Nickel/Iron Oxide Nanocrystals with a Nonequilibrium Phase: Controlling Size, Shape, and Composition

Abstract

Mixed nickel iron oxide nanomaterials have great potential for use in fields as wide-ranging as optics, water oxidation catalysis, and biomedical applications; large-scale deployment for any of these applications is possible due to the abundance of iron and nickel in the earth’s crust. Here, we describe single-crystal mixed nickel iron oxide nanoparticles with a rocksalt crystal structure and an iron content greater than >10 at%. The nanoparticles were synthesized via thermal decomposition of nickel and iron oleates, yielding monodisperse nanoparticles <12 nm in size. A range of compositions were accessible, ranging from iron-poor to iron-rich.
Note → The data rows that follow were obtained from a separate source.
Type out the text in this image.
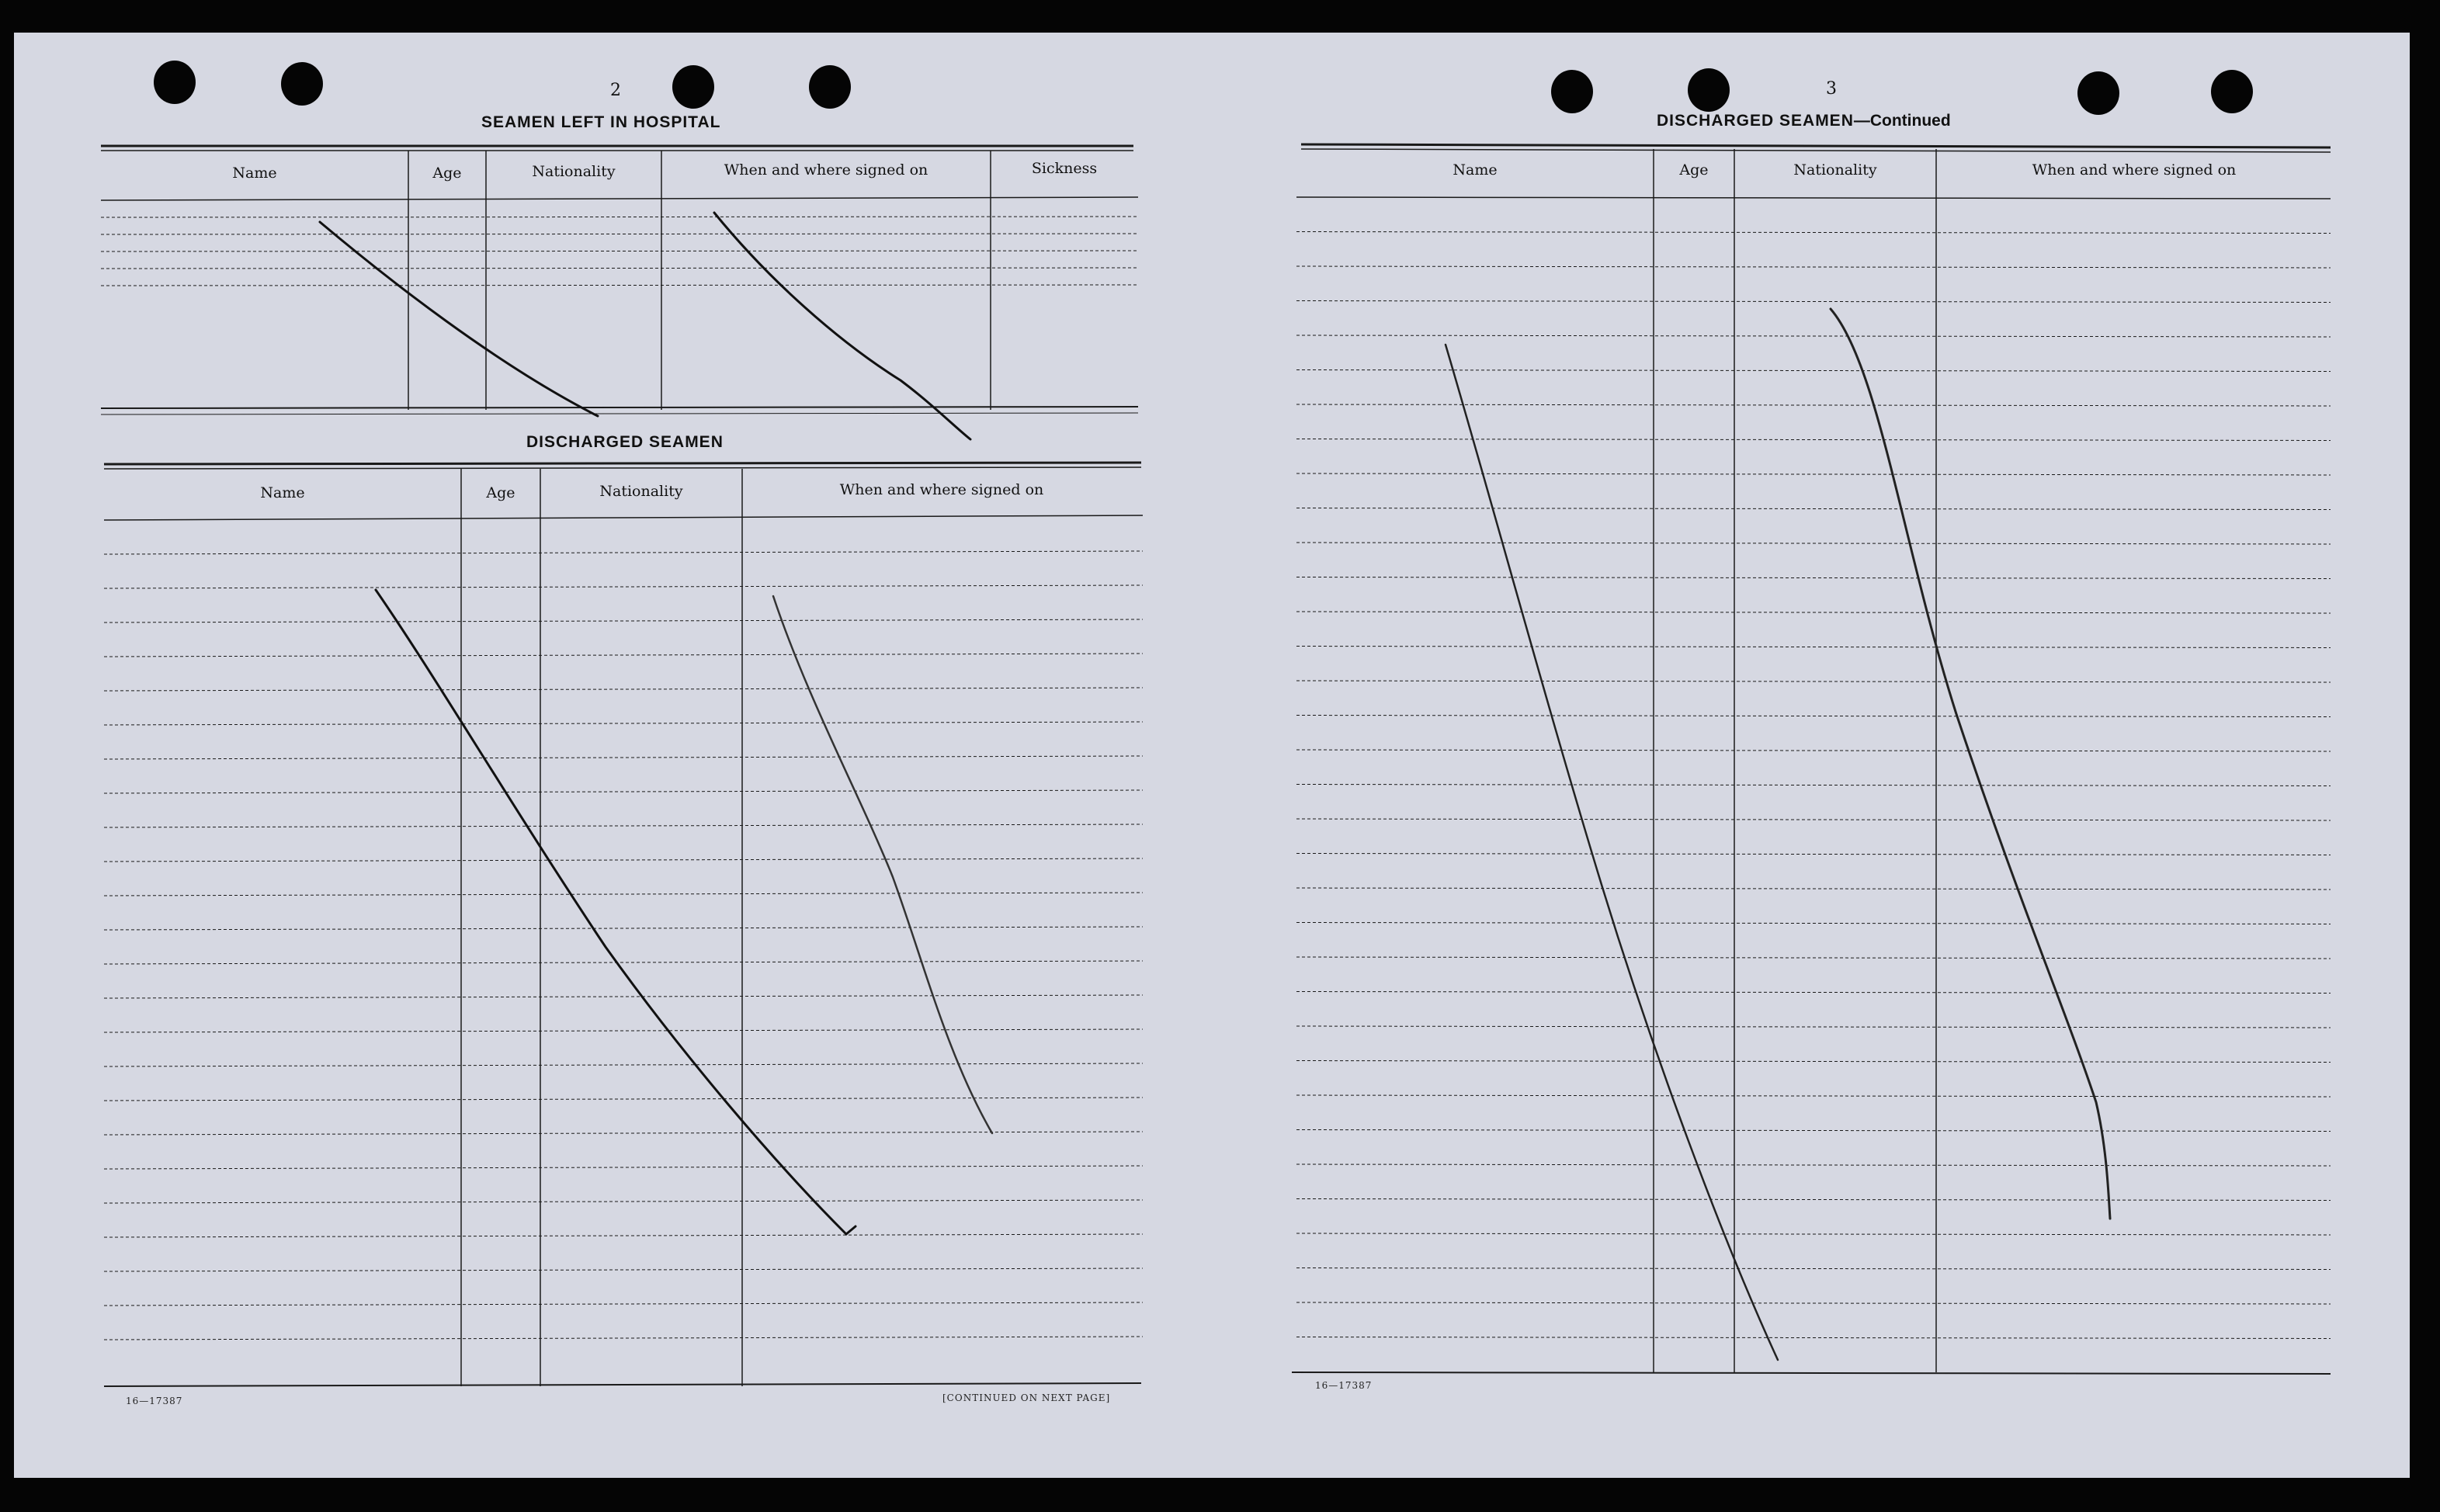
2
SEAMEN LEFT IN HOSPITAL
Name	Age	Nationality	When and where signed on	Sickness
DISCHARGED SEAMEN
Name	Age	Nationality	When and where signed on
16—17387	[CONTINUED ON NEXT PAGE]
3
DISCHARGED SEAMEN—Continued
Name	Age	Nationality	When and where signed on
16—17387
Despite the predicted poor solubility of iron in the NiO lattice, as based upon the equilibrium phase diagram, and the general tendency of pure FexO to oxidize, the single-crystal nanoparticles are nonetheless kinetically persistent even at elevated temperatures (200 °C). Furthermore, by controlling the drying conditions and decomposition time of the oleate precursors as well as the initial ratio of nickel to iron in the precursor oleate mixture a variety of nanoparticle shapes–namely stars, cubes, and spheres–were formed. This control of shape and composition affords tunability of physical properties, exemplified by magnetic properties herein.